Features

  • Open to the public

Southwold

52° 19'.632 N 001° 40'.886 E (not for navigation purposes)


Image of Southwold

Photo by Chris Portwine

History

Southwold Lighthouse is a coastal mark for passing shipping and guides vessels into Southwold Harbour. The lighthouse is situated near the centre of the seaside resort of Southwold, midway between Lowestoft and Orford, the round white tower stands amongst rows of small houses.

Construction of Southwold Lighthouse began in 1887 under the supervision of Sir James Douglass, Engineer in Chief to Trinity House. The lighthouse replaced three local lighthouses which were under threat from severe coastal erosion at Orfordness to the South. While the masonry tower was built a temporary light was shown from a wooden structure which was first lit on 19th February 1889.

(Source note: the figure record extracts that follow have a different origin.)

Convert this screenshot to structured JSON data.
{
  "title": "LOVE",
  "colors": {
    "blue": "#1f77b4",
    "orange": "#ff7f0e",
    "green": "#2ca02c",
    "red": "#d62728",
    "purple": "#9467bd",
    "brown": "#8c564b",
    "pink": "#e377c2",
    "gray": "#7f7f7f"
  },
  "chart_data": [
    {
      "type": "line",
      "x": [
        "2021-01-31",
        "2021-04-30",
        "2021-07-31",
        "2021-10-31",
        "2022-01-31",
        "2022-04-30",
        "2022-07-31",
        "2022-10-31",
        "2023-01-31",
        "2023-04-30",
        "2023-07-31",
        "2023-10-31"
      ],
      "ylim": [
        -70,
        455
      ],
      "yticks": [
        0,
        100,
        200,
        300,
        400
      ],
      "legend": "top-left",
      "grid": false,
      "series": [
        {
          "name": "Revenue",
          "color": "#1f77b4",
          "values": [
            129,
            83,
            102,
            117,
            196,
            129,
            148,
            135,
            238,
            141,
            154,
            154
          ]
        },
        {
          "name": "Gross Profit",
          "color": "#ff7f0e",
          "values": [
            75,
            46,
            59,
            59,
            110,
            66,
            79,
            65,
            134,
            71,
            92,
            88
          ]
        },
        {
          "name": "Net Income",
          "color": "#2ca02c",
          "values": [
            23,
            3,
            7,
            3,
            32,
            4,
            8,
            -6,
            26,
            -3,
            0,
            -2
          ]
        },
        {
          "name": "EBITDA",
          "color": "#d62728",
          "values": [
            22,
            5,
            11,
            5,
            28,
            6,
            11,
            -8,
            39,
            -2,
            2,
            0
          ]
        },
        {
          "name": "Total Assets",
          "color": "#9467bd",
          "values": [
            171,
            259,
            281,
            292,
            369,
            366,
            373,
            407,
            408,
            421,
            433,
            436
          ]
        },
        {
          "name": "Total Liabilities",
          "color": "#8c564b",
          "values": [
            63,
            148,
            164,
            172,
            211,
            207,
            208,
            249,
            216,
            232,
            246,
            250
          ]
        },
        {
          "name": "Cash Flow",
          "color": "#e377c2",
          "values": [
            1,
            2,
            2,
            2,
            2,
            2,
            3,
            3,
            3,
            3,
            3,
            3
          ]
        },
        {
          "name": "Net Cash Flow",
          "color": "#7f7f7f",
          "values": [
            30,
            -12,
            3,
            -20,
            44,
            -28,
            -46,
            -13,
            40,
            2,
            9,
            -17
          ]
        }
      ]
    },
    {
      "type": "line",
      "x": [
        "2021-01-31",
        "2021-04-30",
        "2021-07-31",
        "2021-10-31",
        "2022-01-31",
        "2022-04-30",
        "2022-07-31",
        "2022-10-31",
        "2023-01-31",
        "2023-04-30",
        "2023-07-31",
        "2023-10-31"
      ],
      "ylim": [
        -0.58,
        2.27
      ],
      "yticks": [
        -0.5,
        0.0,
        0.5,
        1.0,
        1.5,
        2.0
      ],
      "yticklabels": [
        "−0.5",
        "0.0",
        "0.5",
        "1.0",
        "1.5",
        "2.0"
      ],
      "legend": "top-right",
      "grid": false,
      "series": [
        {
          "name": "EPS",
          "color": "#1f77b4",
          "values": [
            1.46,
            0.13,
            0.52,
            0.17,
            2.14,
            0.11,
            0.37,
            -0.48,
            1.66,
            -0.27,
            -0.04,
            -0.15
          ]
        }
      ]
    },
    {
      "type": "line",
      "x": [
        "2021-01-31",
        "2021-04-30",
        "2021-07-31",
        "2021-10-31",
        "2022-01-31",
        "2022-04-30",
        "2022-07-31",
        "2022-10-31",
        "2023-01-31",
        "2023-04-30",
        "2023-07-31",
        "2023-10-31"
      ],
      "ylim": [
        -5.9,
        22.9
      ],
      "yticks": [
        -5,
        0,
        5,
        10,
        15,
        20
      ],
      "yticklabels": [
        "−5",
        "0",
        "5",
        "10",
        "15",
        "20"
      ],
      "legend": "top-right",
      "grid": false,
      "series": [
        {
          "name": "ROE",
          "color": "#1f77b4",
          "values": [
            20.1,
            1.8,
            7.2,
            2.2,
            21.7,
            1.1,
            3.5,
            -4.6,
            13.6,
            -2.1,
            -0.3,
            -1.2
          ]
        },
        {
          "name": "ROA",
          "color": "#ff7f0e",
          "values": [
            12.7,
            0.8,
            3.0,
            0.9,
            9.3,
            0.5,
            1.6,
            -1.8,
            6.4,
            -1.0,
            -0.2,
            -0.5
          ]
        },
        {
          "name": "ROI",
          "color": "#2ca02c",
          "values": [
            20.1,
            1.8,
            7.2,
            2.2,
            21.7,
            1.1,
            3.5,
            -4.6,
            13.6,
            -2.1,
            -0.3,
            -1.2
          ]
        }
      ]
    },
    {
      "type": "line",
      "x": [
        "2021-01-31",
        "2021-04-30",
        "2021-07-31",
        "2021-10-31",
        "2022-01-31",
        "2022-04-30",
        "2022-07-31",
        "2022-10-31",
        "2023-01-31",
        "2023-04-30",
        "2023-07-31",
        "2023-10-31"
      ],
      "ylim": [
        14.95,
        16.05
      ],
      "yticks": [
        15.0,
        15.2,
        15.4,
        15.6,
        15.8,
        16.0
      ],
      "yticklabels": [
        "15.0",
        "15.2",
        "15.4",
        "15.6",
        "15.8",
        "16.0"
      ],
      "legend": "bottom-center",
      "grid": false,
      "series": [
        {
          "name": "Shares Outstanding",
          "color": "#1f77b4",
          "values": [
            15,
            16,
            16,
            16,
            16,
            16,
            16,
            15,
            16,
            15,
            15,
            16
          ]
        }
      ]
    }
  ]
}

The present lighthouse came into operation on 3rd September 1890. The light was originally provided by an Argand burner, this was replaced by a Matthews incandescent oil burner in 1906. A Hood 100mm petroleum vapour burner was installed in 1923 and remained until the station was electrified and demanned in 1938. The character and range of Southwold lighthouse were changed in December 2012 with the main light being increased from 17 to 24 Nautical Miles in advance of the decommisioning of Orfordness lighthouse.

A local Attendant visits the lighthouse regularly to conduct routine maintenance.

Eagled-eyed children might recognise Southwold Lighthouse as a feature of the BBC children's television series 'Grandpa in My Pocket'.